Previous research would certainly support that statement from Chapman’s group. A 2019 study in Social Science & Medicine looked at self-reported barriers to mammography screening in racial/ethnic minority women and found that cultural/immigration-related barriers seemed to be the only barrier type that was unique to racial/ethnic minority women, leading the authors of that study to suggest that “designing studies of barriers around race and ethnicity is not always appropriate, and other demographic factors are sometimes a more important focus.”

A 2020 study in LGBT Health reported that “[s]exual orientation identity disparities in receiving a mammogram in the past year differed in relationship to race/ethnicity among White, Black, and Latina U.S. women,” although the differences did not reach statistical significant because of a small patient population.

In a 2021 study in Policy, Politics, & Nursing Practice, Mollie E. Aleshire, DNP, MSN, of the University of Louisville in Kentucky, and co-authors pointed out that “health care reform through the ACA [Affordable Care ACt] played a pivotal role in reducing financial impediments to accessing mammography… yet, barriers to mammography persist. Despite interventions such as mobile mammography vans that bring physical access to communities, Black women continue to lag behind in mammography screening.”

A 2021 systematic review in Public Health from the U.K. found three main barriers to screening for Black, Asian, and ethnic minority women—access, cultural, and knowledge—and emphasized that addressing the last hurdle may offer the best results for boosting screening uptake.

However, in an October 2021 AllHealthGo YouTube Town Hall, Haywood Brown, MD, of University of South Florida Health in Tampa, noted that for U.S. women of color, access may be the bigger problem. “I have to remind people that we live in a very rural country for the most part. The reality is that 50% of all [U.S.] counties don’t have a practicing OB/GYN, so access to care is a real issue,” he said, adding that even if a woman has access to screening services, she may not be able to afford the cost of the exam, particularly if she is uninsured.

Jane Mendez, MD, of the Miami Cancer Institute, stressed in the Town Hall that providing access, such as with mobile mammography, is important, but that people in the community need to be recruited to encourage women to use mobile services regardless of their insurance status.

  1. For Black women, initiating biennial screening at age 40 reduced breast cancer mortality disparities and yielded benefit–harm ratios that were similar to tradeoffs for White women screened biennially from ages 50 to 74.

  2. These findings suggest that, in self-identified Black women, initiation of earlier screening than is presently recommended for the overall U.S. population by the USPSTF or the American Cancer Society can reduce mortality disparities and maintain acceptable benefit-harm tradeoffs.
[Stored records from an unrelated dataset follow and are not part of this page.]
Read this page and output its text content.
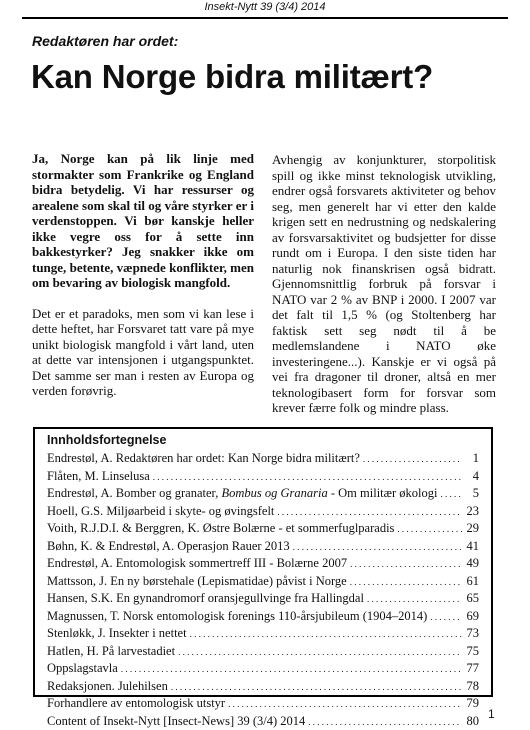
Insekt-Nytt 39 (3/4) 2014
Redaktøren har ordet:
Kan Norge bidra militært?

Ja, Norge kan på lik linje med stormakter som Frankrike og England bidra betydelig. Vi har ressurser og arealene som skal til og våre styrker er i verdenstoppen. Vi bør kanskje heller ikke vegre oss for å sette inn bakkestyrker? Jeg snakker ikke om tunge, betente, væpnede konflikter, men om bevaring av biologisk mangfold.

Det er et paradoks, men som vi kan lese i dette heftet, har Forsvaret tatt vare på mye unikt biologisk mangfold i vårt land, uten at dette var intensjonen i utgangspunktet. Det samme ser man i resten av Europa og verden forøvrig.

Avhengig av konjunkturer, storpolitisk spill og ikke minst teknologisk utvikling, endrer også forsvarets aktiviteter og behov seg, men generelt har vi etter den kalde krigen sett en nedrustning og nedskalering av forsvarsaktivitet og budsjetter for disse rundt om i Europa. I den siste tiden har naturlig nok finanskrisen også bidratt. Gjennomsnittlig forbruk på forsvar i NATO var 2 % av BNP i 2000. I 2007 var det falt til 1,5 % (og Stoltenberg har faktisk sett seg nødt til å be medlemslandene i NATO øke investeringene...). Kanskje er vi også på vei fra dragoner til droner, altså en mer teknologibasert form for forsvar som krever færre folk og mindre plass.

Innholdsfortegnelse
Endrestøl, A. Redaktøren har ordet: Kan Norge bidra militært? . . .	1
Flåten, M. Linselusa . . .	4
Endrestøl, A. Bomber og granater, Bombus og Granaria - Om militær økologi . . .	5
Hoell, G.S. Miljøarbeid i skyte- og øvingsfelt . . .	23
Voith, R.J.D.I. & Berggren, K. Østre Bolærne - et sommerfuglparadis . . .	29
Bøhn, K. & Endrestøl, A. Operasjon Rauer 2013 . . .	41
Endrestøl, A. Entomologisk sommertreff III - Bolærne 2007 . . .	49
Mattsson, J. En ny børstehale (Lepismatidae) påvist i Norge . . .	61
Hansen, S.K. En gynandromorf oransjegullvinge fra Hallingdal . . .	65
Magnussen, T. Norsk entomologisk forenings 110-årsjubileum (1904–2014) . . .	69
Stenløkk, J. Insekter i nettet . . .	73
Hatlen, H. På larvestadiet . . .	75
Oppslagstavla . . .	77
Redaksjonen. Julehilsen . . .	78
Forhandlere av entomologisk utstyr . . .	79
Content of Insekt-Nytt [Insect-News] 39 (3/4) 2014 . . .	80 1
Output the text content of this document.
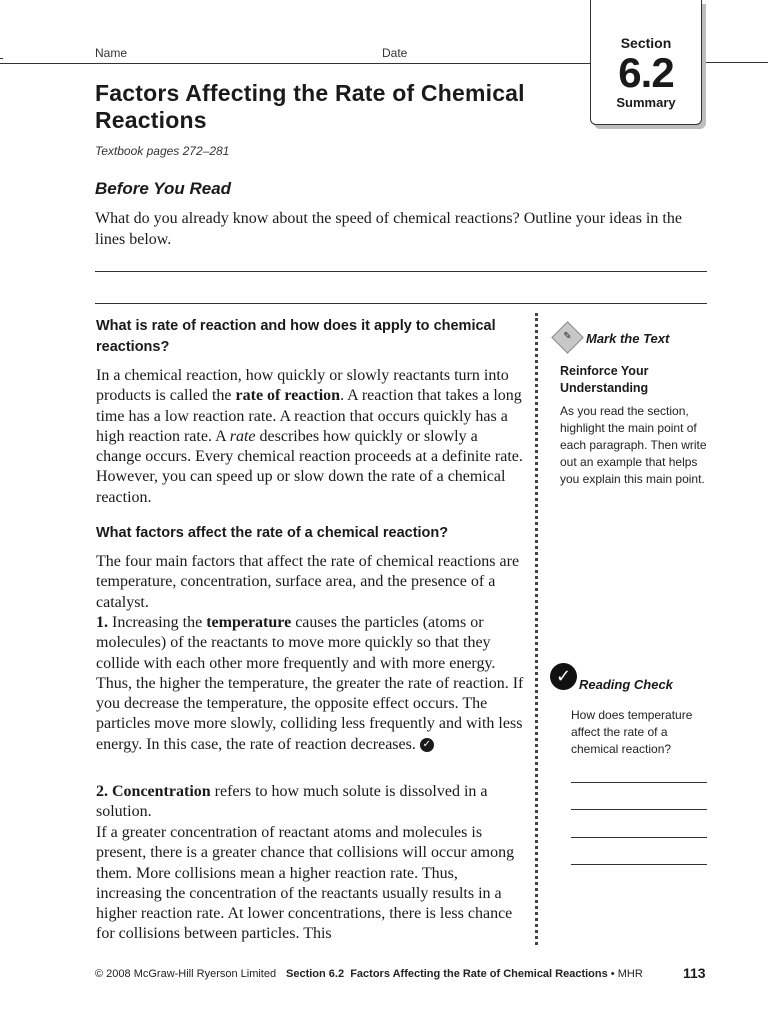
Name	Date
Section
6.2
Summary
Factors Affecting the Rate of Chemical Reactions
Textbook pages 272–281
Before You Read
What do you already know about the speed of chemical reactions? Outline your ideas in the lines below.
What is rate of reaction and how does it apply to chemical reactions?
In a chemical reaction, how quickly or slowly reactants turn into products is called the rate of reaction. A reaction that takes a long time has a low reaction rate. A reaction that occurs quickly has a high reaction rate. A rate describes how quickly or slowly a change occurs. Every chemical reaction proceeds at a definite rate. However, you can speed up or slow down the rate of a chemical reaction.
What factors affect the rate of a chemical reaction?
The four main factors that affect the rate of chemical reactions are temperature, concentration, surface area, and the presence of a catalyst.
1. Increasing the temperature causes the particles (atoms or molecules) of the reactants to move more quickly so that they collide with each other more frequently and with more energy. Thus, the higher the temperature, the greater the rate of reaction. If you decrease the temperature, the opposite effect occurs. The particles move more slowly, colliding less frequently and with less energy. In this case, the rate of reaction decreases. ✓
2. Concentration refers to how much solute is dissolved in a solution.
If a greater concentration of reactant atoms and molecules is present, there is a greater chance that collisions will occur among them. More collisions mean a higher reaction rate. Thus, increasing the concentration of the reactants usually results in a higher reaction rate. At lower concentrations, there is less chance for collisions between particles. This
✎	Mark the Text
Reinforce Your Understanding
As you read the section, highlight the main point of each paragraph. Then write out an example that helps you explain this main point.
✓ Reading Check
How does temperature affect the rate of a chemical reaction?
© 2008 McGraw-Hill Ryerson Limited Section 6.2 Factors Affecting the Rate of Chemical Reactions • MHR	113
Shalmali Pal, Contributing Writer, BreakingMED™

The study was funded by the National Cancer Institute (NCI) and NCI/Breast Cancer Surveillance Consortium.

Hunter Chapman reported support from NCI. Co-authors reported support from, and or relationships with, NCI, TIME’S UP Healthcare, American Society of Clinical Oncology, American Society of Radiation Oncology (ASTRO), Sherinian and Hasso, and Dressman Benzinger LaVelle.

Jones reported no relationships relevant to the contents of this paper to disclose.